La confiance que le cœur humain prend naturellement en Dieu, provient “de la
bonne convenance qu’il y a entre la divine bonté et notre âme... Créés à l’image
et ressemblance de Dieu... nous avons une extrême convenance avec la divine
Majesté... Mais outre cette convenance de similitude, il y a une correspondance
non pareille entre Dieu et l’homme, par leur réciproque perfection; non que Dieu
puisse recevoir aucune perfection de l’homme, mais parce que, comme l’homme ne
peut être perfectionné que par la divine bonté, ainsi la Divine Bonté ne peut
bonnement si bien exercer sa perfection hors de soi qu’à l’endroit de notre
humanité. L’un a grand besoin et grande capacité de recevoir du bien, et l’autre
grande abondance et grande inclination pour en donner... C’est donc un doux et
désirable rencontre (sic)
[24] que celui de
l’affluence et de l’indigence.”
[25] Et à mesure
que Dieu regarde notre âme, “notre âme réciproquement regarde sa divine bonté
plus attentivement et ardemment, correspondant selon sa petitesse à tous les
accroissements que cette souveraine douceur fait de son divin Amour envers
elle.”
[26]
Dieu a donné à l’homme une inclination naturelle pour L’aimer. Bien que notre
nature ait été dépravée par le péché, “la sainte inclination d’aimer Dieu sur
toutes choses nous est demeurée, comme aussi la lumière naturelle par laquelle
nous connaissons que sa souveraine bonté est aimable sur toutes choses; et il
n’est pas possible qu’un homme pensant attentivement à Dieu... ne ressente un
certain élan d’amour que la secrète inclination de notre nature suscite au fond
du cœur.” Au premier regard qu’il jette sur Dieu, ‘la naturelle et première
inclination d’aimer Dieu, qui était comme assoupie et imperceptible, se
réveille en un instant et à l’imprévu paraît, comme une étincelle qui sort
d’entre les cendres, laquelle, touchant notre volonté, lui donne un élan de
l’amour suprême dû au souverain et premier principe de toutes choses.”
[27]
Il y a plusieurs espèces d’amour: “L'amour de bienveillance par lequel nous
aimons quelque chose pour son bien à elle”, et l’amour de convoitise “par lequel
nous aimons quelque chose pour le profit que nous en tirons..”
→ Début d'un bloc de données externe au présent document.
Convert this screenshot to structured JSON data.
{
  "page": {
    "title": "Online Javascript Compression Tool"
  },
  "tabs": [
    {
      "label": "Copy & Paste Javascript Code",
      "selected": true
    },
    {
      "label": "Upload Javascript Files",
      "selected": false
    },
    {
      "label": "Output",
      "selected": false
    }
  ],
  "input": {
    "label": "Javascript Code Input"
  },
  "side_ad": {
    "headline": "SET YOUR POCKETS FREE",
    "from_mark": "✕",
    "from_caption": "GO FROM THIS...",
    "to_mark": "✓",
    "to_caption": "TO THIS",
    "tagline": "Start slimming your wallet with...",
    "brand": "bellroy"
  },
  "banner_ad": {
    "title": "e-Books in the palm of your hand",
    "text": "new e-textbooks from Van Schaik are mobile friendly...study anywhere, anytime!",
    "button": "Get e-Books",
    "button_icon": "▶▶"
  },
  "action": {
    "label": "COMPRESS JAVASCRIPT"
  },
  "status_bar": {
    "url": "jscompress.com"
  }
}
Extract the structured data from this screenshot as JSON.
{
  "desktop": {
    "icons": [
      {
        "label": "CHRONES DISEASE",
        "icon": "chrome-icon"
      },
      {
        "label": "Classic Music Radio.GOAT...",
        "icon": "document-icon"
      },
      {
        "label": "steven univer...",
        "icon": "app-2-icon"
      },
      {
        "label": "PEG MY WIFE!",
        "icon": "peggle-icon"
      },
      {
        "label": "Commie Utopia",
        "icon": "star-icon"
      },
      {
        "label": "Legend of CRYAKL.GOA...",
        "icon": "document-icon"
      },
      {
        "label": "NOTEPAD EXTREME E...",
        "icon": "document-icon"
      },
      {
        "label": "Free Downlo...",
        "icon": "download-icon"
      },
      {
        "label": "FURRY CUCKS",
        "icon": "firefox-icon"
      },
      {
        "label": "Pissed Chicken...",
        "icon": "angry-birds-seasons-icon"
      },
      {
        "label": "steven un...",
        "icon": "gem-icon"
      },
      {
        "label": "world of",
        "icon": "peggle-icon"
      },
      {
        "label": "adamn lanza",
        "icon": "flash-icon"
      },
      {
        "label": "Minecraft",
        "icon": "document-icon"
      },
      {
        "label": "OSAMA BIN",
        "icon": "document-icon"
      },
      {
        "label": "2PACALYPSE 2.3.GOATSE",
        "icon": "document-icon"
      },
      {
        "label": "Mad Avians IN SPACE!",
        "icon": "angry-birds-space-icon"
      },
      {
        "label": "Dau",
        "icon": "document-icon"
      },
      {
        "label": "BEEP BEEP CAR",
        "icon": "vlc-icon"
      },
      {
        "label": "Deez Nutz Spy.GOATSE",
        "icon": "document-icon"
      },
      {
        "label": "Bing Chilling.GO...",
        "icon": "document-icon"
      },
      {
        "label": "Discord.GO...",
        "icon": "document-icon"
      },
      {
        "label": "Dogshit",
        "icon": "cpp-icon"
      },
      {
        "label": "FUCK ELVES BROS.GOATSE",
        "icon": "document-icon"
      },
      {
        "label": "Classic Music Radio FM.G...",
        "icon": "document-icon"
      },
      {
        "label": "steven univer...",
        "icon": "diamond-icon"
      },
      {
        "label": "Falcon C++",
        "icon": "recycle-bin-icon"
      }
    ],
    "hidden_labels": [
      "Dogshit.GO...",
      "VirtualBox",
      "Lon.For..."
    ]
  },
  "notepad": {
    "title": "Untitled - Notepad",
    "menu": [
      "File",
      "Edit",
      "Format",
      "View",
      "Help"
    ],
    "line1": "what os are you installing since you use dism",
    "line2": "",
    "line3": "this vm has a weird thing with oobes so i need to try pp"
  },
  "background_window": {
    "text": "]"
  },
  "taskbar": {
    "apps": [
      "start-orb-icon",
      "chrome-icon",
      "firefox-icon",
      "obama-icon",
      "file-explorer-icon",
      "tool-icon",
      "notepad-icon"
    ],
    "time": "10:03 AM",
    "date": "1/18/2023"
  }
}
“Quand l’amour de bienveillance est exercé sans correspondance de la part de la
chose aimée, il s’appelle “amour de simple bienveillance; quand il est avec
mutuelle correspondance, il s’appelle amour d’amitié... Si nous aimons
simplement l’ami, sans le préférer aux autres, l’amitié est simple ; si nous le
préférons, alors cette amitié s’appellera dilection, comme qui dirait amour
d’élection... Quand nous préférons et beaucoup un ami aux autres, alors cette
amitié s’appelle dilection d’excellence... Mais si l’éminence de cette amitié
est hors de proportion et de comparaison, au-dessus de toute autre, alors elle
sera dite dilection incomparable, souveraine, suréminente, et en un mot, ce sera
la charité, laquelle est due à un seul Dieu... Ainsi, le nom de charité est
demeuré à l’amour de Dieu comme à la suprême et souveraine dilection.”
[28]
– L’amour de Dieu pour nous
Dieu nous aime depuis toute éternité, et cela a été en raison de sa miséricorde
par laquelle Il nous a sauvés, “par cette charité ancienne et même éternelle qui
a ému sa divine Providence de nous attirer à soi. Que si le Père ne nous eût
tirés, jamais nous ne fussions venus au Fils notre Sauveur, ni par conséquent au
salut.” À cause de notre déloyauté nous méritions d’être abandonnés de Dieu...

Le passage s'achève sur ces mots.